Assignment of interventions: Blinding
Who will be blinded {17a}
Blinding of the patient is secured as follows: The liposuction and micro fragmentation of the fatty tissue is performed in the operating theatre. When the graft is ready for use, two 5 ml syringes containing active treatment and two 5 ml syringes containing saline are prepared.
The randomization envelope is opened by the treating surgeon, who is not blinded to the intervention.

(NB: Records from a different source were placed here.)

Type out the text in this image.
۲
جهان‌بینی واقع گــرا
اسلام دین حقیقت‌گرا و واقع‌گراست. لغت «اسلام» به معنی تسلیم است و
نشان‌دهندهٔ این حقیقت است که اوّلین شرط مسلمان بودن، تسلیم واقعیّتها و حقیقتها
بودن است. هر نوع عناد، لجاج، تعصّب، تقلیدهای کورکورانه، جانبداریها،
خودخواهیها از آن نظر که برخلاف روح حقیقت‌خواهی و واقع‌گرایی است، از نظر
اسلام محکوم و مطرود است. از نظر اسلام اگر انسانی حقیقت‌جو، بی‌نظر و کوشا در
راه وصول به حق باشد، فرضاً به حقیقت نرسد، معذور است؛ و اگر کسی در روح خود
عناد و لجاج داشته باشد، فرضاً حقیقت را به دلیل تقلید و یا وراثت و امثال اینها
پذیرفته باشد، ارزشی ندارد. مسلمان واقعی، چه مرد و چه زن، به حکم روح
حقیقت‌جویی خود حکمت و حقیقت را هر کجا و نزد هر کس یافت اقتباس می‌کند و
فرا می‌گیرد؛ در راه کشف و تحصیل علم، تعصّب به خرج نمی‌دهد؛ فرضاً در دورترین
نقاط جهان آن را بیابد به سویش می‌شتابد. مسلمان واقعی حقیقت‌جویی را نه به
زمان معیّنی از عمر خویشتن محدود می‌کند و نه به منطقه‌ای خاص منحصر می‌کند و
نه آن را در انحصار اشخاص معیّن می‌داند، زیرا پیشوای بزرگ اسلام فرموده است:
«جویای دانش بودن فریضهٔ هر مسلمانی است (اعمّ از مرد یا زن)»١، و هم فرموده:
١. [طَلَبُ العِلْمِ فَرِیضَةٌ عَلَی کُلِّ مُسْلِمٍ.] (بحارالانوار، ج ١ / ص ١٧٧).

The patient as well as the scrub nurse is blinded to the treatment. Both are visually shielded by the surgical drapes. Before opening the randomization envelope, the patient is informed that after opening of the envelope there is no further communication with the treating surgeon. The surgeon is silent once the randomization has taken place to limit subliminal bias. After the intraarticular injection of either micro fragmented fat or saline, the surgeon empties the remaining syringes in order to conceal the given treatment.
Injection is performed with a 21G cannula. Due to the difference in viscosity of the graft and saline, the treating surgeon cannot be blinded.
In order to investigate if the blinding is working, the patients will be asked at 6 months follow up which group he/she believes he/she was assigned to.
The data assessment is blinded as the data analysts are blinded.
Procedure for unblinding if needed {17b}
The participants can ask to be unblinded upon request. The project manager will ask the person responsible for generation of the allocation key. The person has no other connection to the study.
Data collection and management
Plans for assessment and collection of outcomes {18a}
The Redcap database makes it easy to assess the correctness and completeness of the assembled data.
Plans to promote participant retention and complete follow-up {18b}
The study nurse will be responsible for follow-up. The database will show if the participants have completed the questionnaires. If the questionnaire is not completed, the study nurse will make a phone call to the participant.